If $x_1, x_2, \ldots , x_n \sim \operatorname{Exp}(\lambda)$, then find $P(x_1 \mid \sum_{i=1}^{n} x_{i}=t)$.
My approach is, $t=\sum_{i=1}^{n}x_i \sim \operatorname{Gamma}(n, \lambda)$, and $v=\sum_{i=2}^{n} x_{i} \sim \operatorname{Gamma}(n-1, \lambda)$. After that, I cannot proceed.

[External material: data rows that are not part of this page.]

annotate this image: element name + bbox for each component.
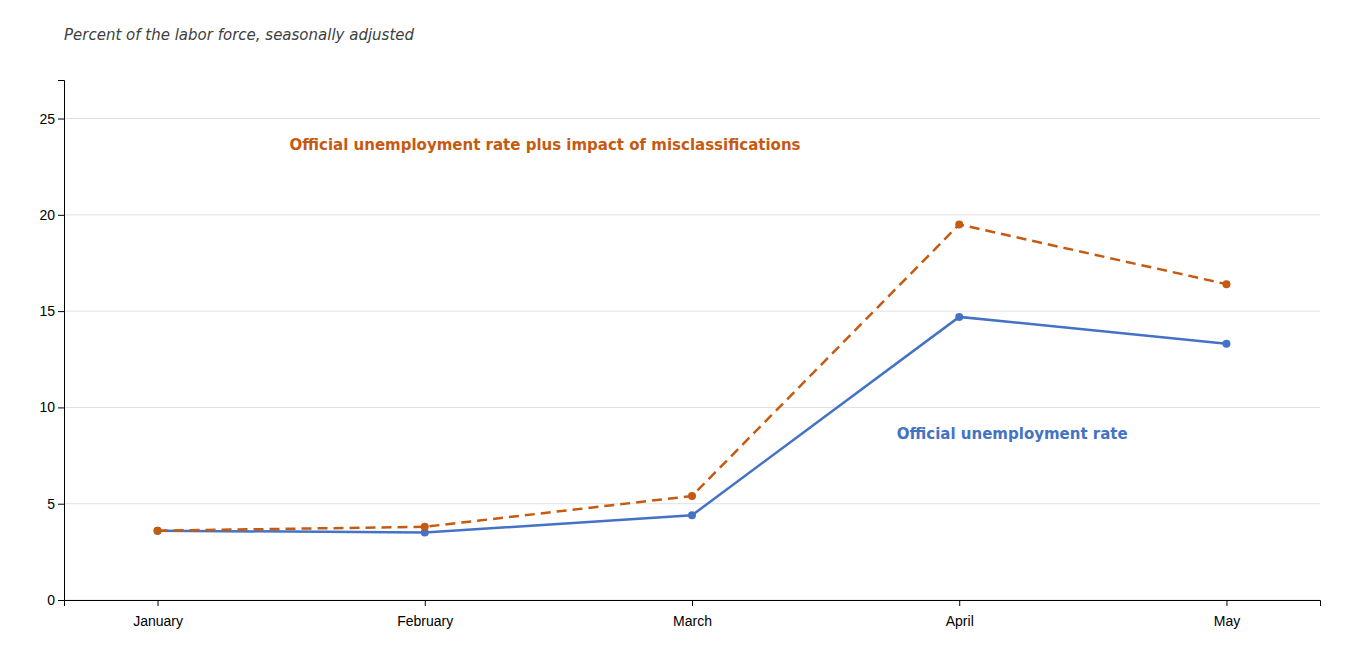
tick: 5 (47, 496, 64, 512)
y-grid (64, 119, 1320, 600)
tick-mark (58, 407, 64, 408)
series-label: Official unemployment rate (897, 425, 1128, 443)
axis-line (58, 81, 65, 601)
tick-label: 15 (39, 303, 55, 319)
tick-label: 25 (39, 110, 55, 126)
series (154, 220, 1231, 534)
tick-mark (58, 119, 64, 120)
tick-mark (959, 600, 960, 606)
tick: April (946, 600, 974, 629)
marks (154, 220, 1231, 536)
tick-mark (58, 504, 64, 505)
tick: January (133, 600, 183, 629)
series (154, 313, 1231, 537)
marker (154, 527, 162, 535)
marker (955, 313, 963, 321)
tick-mark (58, 215, 64, 216)
tick: 10 (39, 399, 64, 415)
marker (421, 523, 429, 531)
tick: March (673, 600, 712, 629)
series-label: Official unemployment rate plus impact o… (290, 136, 801, 154)
line (158, 224, 1227, 530)
tick-label: March (673, 613, 712, 629)
grid-line (64, 407, 1320, 408)
plot: 0 5 10 15 20 25 January February March April May Of… (39, 81, 1320, 629)
grid-line (64, 214, 1320, 215)
line (158, 317, 1227, 533)
tick: 15 (39, 303, 64, 319)
tick-mark (58, 311, 64, 312)
tick-label: 20 (39, 207, 55, 223)
tick-label: April (946, 613, 974, 629)
marker (1222, 340, 1230, 348)
x-axis: January February March April May (65, 600, 1321, 629)
tick-mark (1226, 600, 1227, 606)
subtitle: Percent of the labor force, seasonally a… (64, 26, 415, 44)
tick-mark (158, 600, 159, 606)
y-axis: 0 5 10 15 20 25 (39, 81, 64, 608)
tick-mark (425, 600, 426, 606)
marker (688, 492, 696, 500)
tick: February (397, 600, 453, 629)
grid-line (64, 311, 1320, 312)
tick-label: 10 (39, 399, 55, 415)
series-labels: Official unemployment rate Official unemp… (290, 136, 1128, 443)
tick: May (1214, 600, 1240, 629)
grid-line (64, 118, 1320, 119)
chart: 0 5 10 15 20 25 January February March April May Of… (0, 0, 1360, 656)
tick-label: 0 (47, 592, 55, 608)
tick-mark (692, 600, 693, 606)
marker (955, 220, 963, 228)
marker (1222, 280, 1230, 288)
tick-label: May (1214, 613, 1240, 629)
tick: 0 (47, 592, 64, 608)
marker (688, 511, 696, 519)
grid-line (64, 503, 1320, 504)
tick: 20 (39, 207, 64, 223)
tick-label: February (397, 613, 453, 629)
tick: 25 (39, 110, 64, 126)
tick-label: 5 (47, 496, 55, 512)
marker (154, 527, 162, 535)
background (0, 0, 1360, 656)
axis-line (65, 601, 1321, 607)
tick-label: January (133, 613, 183, 629)
tick-mark (58, 600, 64, 601)
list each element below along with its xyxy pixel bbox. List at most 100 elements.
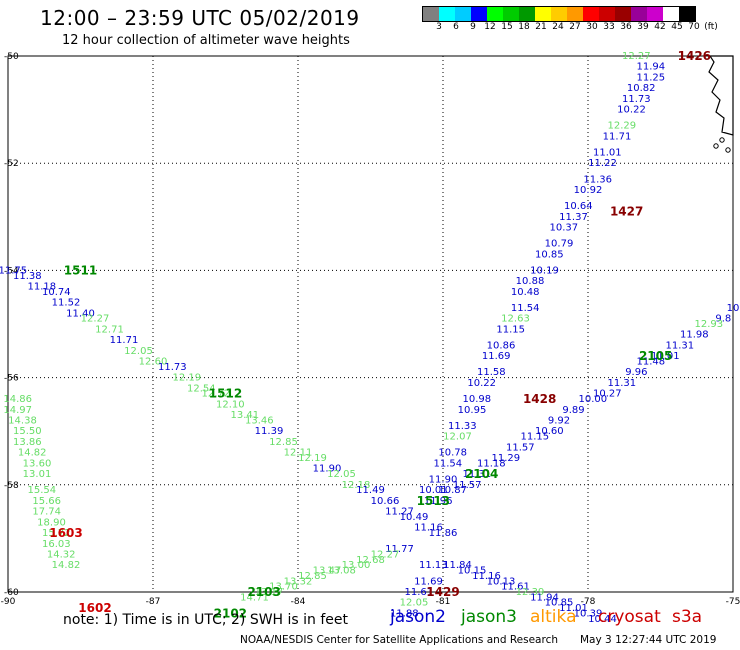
wave-height-value: 12.05 xyxy=(400,598,429,609)
pass-time-label: 1512 xyxy=(209,387,242,401)
wave-height-value: 11.31 xyxy=(463,469,492,480)
wave-height-value: 10.01 xyxy=(419,485,448,496)
wave-height-value: 12.85 xyxy=(269,437,298,448)
wave-height-value: 11.27 xyxy=(385,507,414,518)
wave-height-value: 12.54 xyxy=(187,383,216,394)
wave-height-value: 11.96 xyxy=(424,496,453,507)
wave-height-value: 10.98 xyxy=(463,394,492,405)
wave-height-value: 9.92 xyxy=(548,415,570,426)
wave-height-value: 12.93 xyxy=(695,319,724,330)
wave-height-value: 11.58 xyxy=(477,367,506,378)
wave-height-value: 10.85 xyxy=(535,249,564,260)
wave-height-value: 12.68 xyxy=(356,555,385,566)
color-swatch xyxy=(455,7,471,21)
color-swatch xyxy=(503,7,519,21)
wave-height-value: 11.77 xyxy=(385,544,414,555)
wave-height-value: 15.54 xyxy=(28,485,57,496)
wave-height-value: 12.71 xyxy=(95,324,124,335)
island-shape xyxy=(713,143,719,149)
color-swatch xyxy=(615,7,631,21)
color-scale-label: 36 xyxy=(620,22,632,32)
footer-note: note: 1) Time is in UTC; 2) SWH is in fe… xyxy=(63,612,349,628)
color-swatch xyxy=(583,7,599,21)
wave-height-value: 12.29 xyxy=(608,121,637,132)
wave-height-value: 14.97 xyxy=(3,405,32,416)
wave-height-value: 10.19 xyxy=(530,265,559,276)
pass-time-labels: 1426 1427 1428 1429 1511 1512 1513 1603 1602 2102… xyxy=(49,49,711,620)
wave-height-value: 11.48 xyxy=(637,357,666,368)
legend-s3a: s3a xyxy=(672,607,703,627)
wave-height-value: 12.27 xyxy=(371,549,400,560)
wave-height-value: 12.85 xyxy=(298,571,327,582)
color-swatch xyxy=(551,7,567,21)
wave-height-value: 11.61 xyxy=(405,587,434,598)
color-scale-label: 45 xyxy=(671,22,683,32)
track-jason2-ne: 12.2711.9411.2510.8211.7310.2212.2911.71… xyxy=(419,51,665,496)
wave-height-value: 13.08 xyxy=(327,566,356,577)
track-jason2-se: 11.8410.1511.1610.1311.6112.3911.9410.85… xyxy=(443,560,617,625)
track-s3a-left: 14.8614.9714.3815.5013.8614.8213.6013.01… xyxy=(3,394,80,571)
wave-height-value: 10.27 xyxy=(593,389,622,400)
color-scale-label: 27 xyxy=(569,22,581,32)
wave-height-value: 11.73 xyxy=(622,94,651,105)
color-scale-label: 9 xyxy=(470,22,476,32)
legend-jason3: jason3 xyxy=(461,607,517,627)
wave-height-value: 10.60 xyxy=(535,426,564,437)
wave-height-value: 12.27 xyxy=(622,51,651,62)
wave-height-value: 10.13 xyxy=(487,576,516,587)
color-scale-label: 12 xyxy=(484,22,496,32)
wave-height-value: 10.44 xyxy=(588,614,617,625)
island-shape xyxy=(725,147,731,153)
wave-height-value: 11.57 xyxy=(453,480,482,491)
color-scale-label: 24 xyxy=(552,22,564,32)
color-swatch xyxy=(439,7,455,21)
latitude-label: -56 xyxy=(4,374,19,384)
generated-timestamp: May 3 12:27:44 UTC 2019 xyxy=(580,634,717,646)
pass-time-label: 1603 xyxy=(49,526,82,540)
wave-height-value: 11.01 xyxy=(651,351,680,362)
color-swatch xyxy=(679,7,695,21)
color-scale-labels: 3 6 9 12 15 18 21 24 27 30 33 36 39 42 45 70 (ft) xyxy=(422,22,740,34)
wave-height-value: 10.22 xyxy=(617,105,646,116)
wave-height-value: 14.38 xyxy=(8,415,37,426)
wave-height-value: 11.71 xyxy=(603,131,632,142)
axis-labels: -50 -52 -54 -56 -58 -60-90 -87 -84 -81 -78 -75 xyxy=(1,52,740,607)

Let $X_1,\ldots,X_n$ be independent $\operatorname{Exp}(\lambda)$ variables. Also, let $T = \sum_{i=1}^{n} X_i$ and $V = \sum_{i=2}^{n} X_i$. Then the joint PDF of $(X_1, S)$ is computed as
$$ f_{X_1,T}(x_1, t) = f_{X_1}(x_1) f_{T\mid\{X_1=x\}}(t) = f_{X_1}(x_1)f_V(t-x_1), $$
and so,
\begin{align*} f_{X_1\mid\{T=t\}}(x_1) = \frac{f_{X_1}(x_1)f_V(t-x_1)}{f_{T}(t)} &= \frac{\lambda e^{-\lambda x_1} \cdot \frac{\lambda^{n-1}(t-x_1)^{n-2}e^{-\lambda(t-x_1)}}{(n-2)!}}{\frac{\lambda^n t^{n-1} e^{-\lambda t}}{(n-1)!}} \\ & (n-1) \frac{1}{t}\left(1-\frac{x_1}{t}\right)^{n-2}. \end{align*}
This means that $(X_1 \mid T = t)$ has the same distribution as $tU_{(1)}$, where $U_{(1)} \sim \operatorname{Beta}(1,n-1)$. In general, a similar computation shows that
$$ \left( \frac{X_1}{T}, \ldots, \frac{X_{n-1}}{T} \right) \stackrel{\text{d}}{=} (U_{(1)},\ldots,U_{(n-1)}),$$
where $(U_{(1)},\ldots,U_{(n-1)})$ are the order statistics of independent uniform variables $U_1, \ldots, U_{n-1}$ over the interval $(0, 1)$.